Espiões no caso Maddie

(Publicado hoje no jornal 24 Horas)
Os ingleses não mostraram aos polícias portugueses as imagens, no dia de desaparecimento de Maddie, dos satélites que apontam ao Algarve. Disseram que, por coincidência, nessa altura os satélites estavam todos virados para Marrocos. E a polícia inglesa declarou agora que na investigação McCann estarão envolvidos os serviços secretos.

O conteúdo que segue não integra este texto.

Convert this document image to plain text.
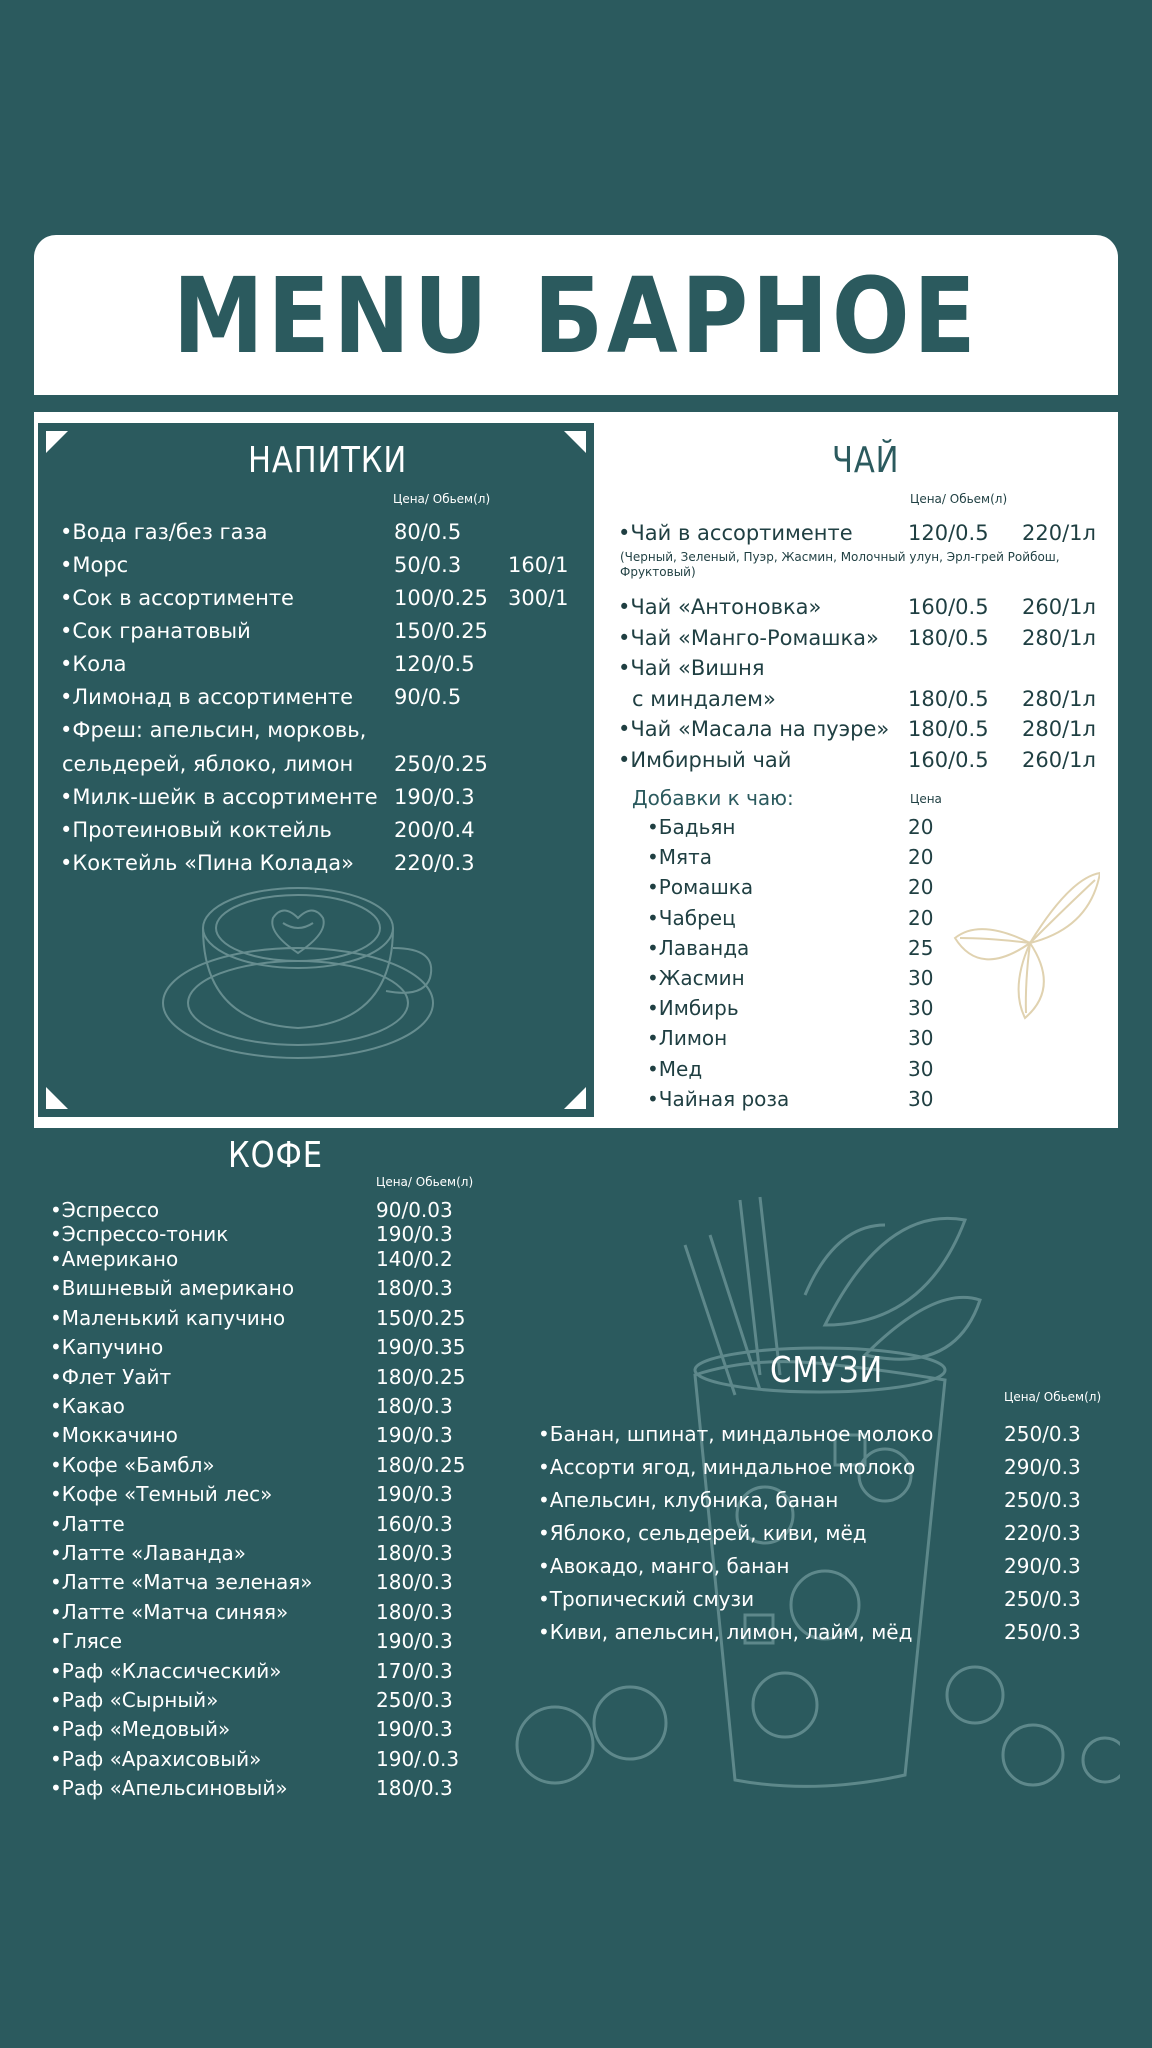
MENU БАРНОЕ
НАПИТКИ
Цена/ Обьем(л)
•Вода газ/без газа	80/0.5
•Морс	50/0.3 160/1
•Сок в ассортименте	100/0.25 300/1
•Сок гранатовый	150/0.25
•Кола	120/0.5
•Лимонад в ассортименте 90/0.5
•Фреш: апельсин, морковь,
сельдерей, яблоко, лимон 250/0.25
•Милк-шейк в ассортименте 190/0.3
•Протеиновый коктейль	200/0.4
•Коктейль «Пина Колада» 220/0.3
ЧАЙ
Цена/ Обьем(л)
•Чай в ассортименте	120/0.5 220/1л
•Чай «Антоновка»	160/0.5 260/1л
•Чай «Манго-Ромашка» 180/0.5 280/1л
•Чай «Вишня
с миндалем»	180/0.5 280/1л
•Чай «Масала на пуэре» 180/0.5 280/1л
•Имбирный чай	160/0.5 260/1л
(Черный, Зеленый, Пуэр, Жасмин, Молочный улун, Эрл-грей Ройбош, Фруктовый)
Добавки к чаю:	Цена
•Бадьян	20
•Мята	20
•Ромашка	20
•Чабрец	20
•Лаванда	25
•Жасмин	30
•Имбирь	30
•Лимон	30
•Мед	30
•Чайная роза	30
КОФЕ
Цена/ Обьем(л)
•Эспрессо	90/0.03
•Эспрессо-тоник	190/0.3
•Американо	140/0.2
•Вишневый американо	180/0.3
•Маленький капучино	150/0.25
•Капучино	190/0.35
•Флет Уайт	180/0.25
•Какао	180/0.3
•Моккачино	190/0.3
•Кофе «Бамбл»	180/0.25
•Кофе «Темный лес»	190/0.3
•Латте	160/0.3
•Латте «Лаванда»	180/0.3
•Латте «Матча зеленая»	180/0.3
•Латте «Матча синяя»	180/0.3
•Глясе	190/0.3
•Раф «Классический»	170/0.3
•Раф «Сырный»	250/0.3
•Раф «Медовый»	190/0.3
•Раф «Арахисовый»	190/.0.3
•Раф «Апельсиновый»	180/0.3
СМУЗИ
Цена/ Обьем(л)
•Банан, шпинат, миндальное молоко	250/0.3
•Ассорти ягод, миндальное молоко	290/0.3
•Апельсин, клубника, банан	250/0.3
•Яблоко, сельдерей, киви, мёд	220/0.3
•Авокадо, манго, банан	290/0.3
•Тропический смузи	250/0.3
•Киви, апельсин, лимон, лайм, мёд	250/0.3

Em Maio de 2007, alguns dias depois de Maddie ter desaparecido, um alto responsável do Departamento de Investigação Criminal (DIC) da Policia Judiciária (PJ) pediu aos colegas ingleses enviados à Praia da Luz para ter acesso às imagens dos satélites que vigiam a zona algarvia.
Se o pedido em si podia ser considerado como normal pois, no passado, as imagens satélite já serviram para ajudar as autoridades a solucionar um ou outro caso, a resposta surpreendeu. Segundo os “especialistas” enviados pelo governo britânico a Portugal, à hora a que Madeleine McCann foi levada do apartamento 5A do Océan Club, todos os satélites estavam virados para as costas marroquinas.
Uma “coincidência” infeliz que acabaria por surpreender os homens da PJ quando, meses mais tarde, viram os mesmos “especialistas” defender a tese do rapto de Madeleine para Marrocos, apoiada nomeadamente pelas declarações fantasistas de uma agência de detectives espanhola, a Método 3, que, em declarações públicas, até dizia saber quem tinha levado a menina, porquê e como, prometendo mesmo o seu regresso a casa antes do Natal.

Um caso de Estado

Mas o caso dos satélites virados para o “lado errado” não é único. Em Inglaterra, a polícia do Leicestershire, em resposta a um pedido de um jornalista britânico, ao abrigo de um decreto que regula o livre acesso à informação, recusou-se a explicar se o recurso a escutas telefónicas e intercepção de correio electrónico no âmbito das investigações ao caso Madeleine McCann estaria coberto, ou não, por um mandado.
Segundo o jornalista Jon Clements, a polícia, depois de ter protelado a sua resposta durante vários meses alegando necessitar de consultar outras “Agências”, respondeu que não tinha obrigação de explicar em que termos foram utilizados quaisquer meios de vigilância no caso Maddie, por razões de “segurança nacional”.
A polícia do Leicestershire explicou ainda ao jornalista que estava igualmente dispensada de lhe responder, porque a explicação poderia estar relacionada com outros “organismos de segurança”, o que, de acordo com o decreto que regula o livre acesso à informação, significa os diversos organismos dos serviços secretos, tipo MI5, MI6, GCHG, SOCA ou as Forças Especiais.

Nem Sócrates os assustou

O desaparecimento de Madeleine McCann mereceu, desde o primeiro momento, uma atenção muito especial por parte das autoridades britânicas: um gabinete de crise especialmente dedicado ao apoio ao casal McCann foi criado no seio do Foreign Office ainda antes da chegada ao local dos primeiros inspectores da Policia Judiciária.
A importância dada pelo governo britânico ao casal McCann ultrapassou todas as expectativas e mesmo os elementos dos serviços secretos de Sua Majestade que se deslocaram a Portugal, acabaram por se mostrar surpreendidos com a facilidade com que Kate e Gerry McCann entravam em contacto com Tony Blair ou Gordon Brown.
O empenho do governo britânico foi tal que nem a intervenção pública do primeiro-ministro português, José Sócrates, pedindo aos políticos para não interferirem nas investigações ao desaparecimento de Maddie, conseguiu convencer os ingleses de deixarem a PJ trabalhar em paz.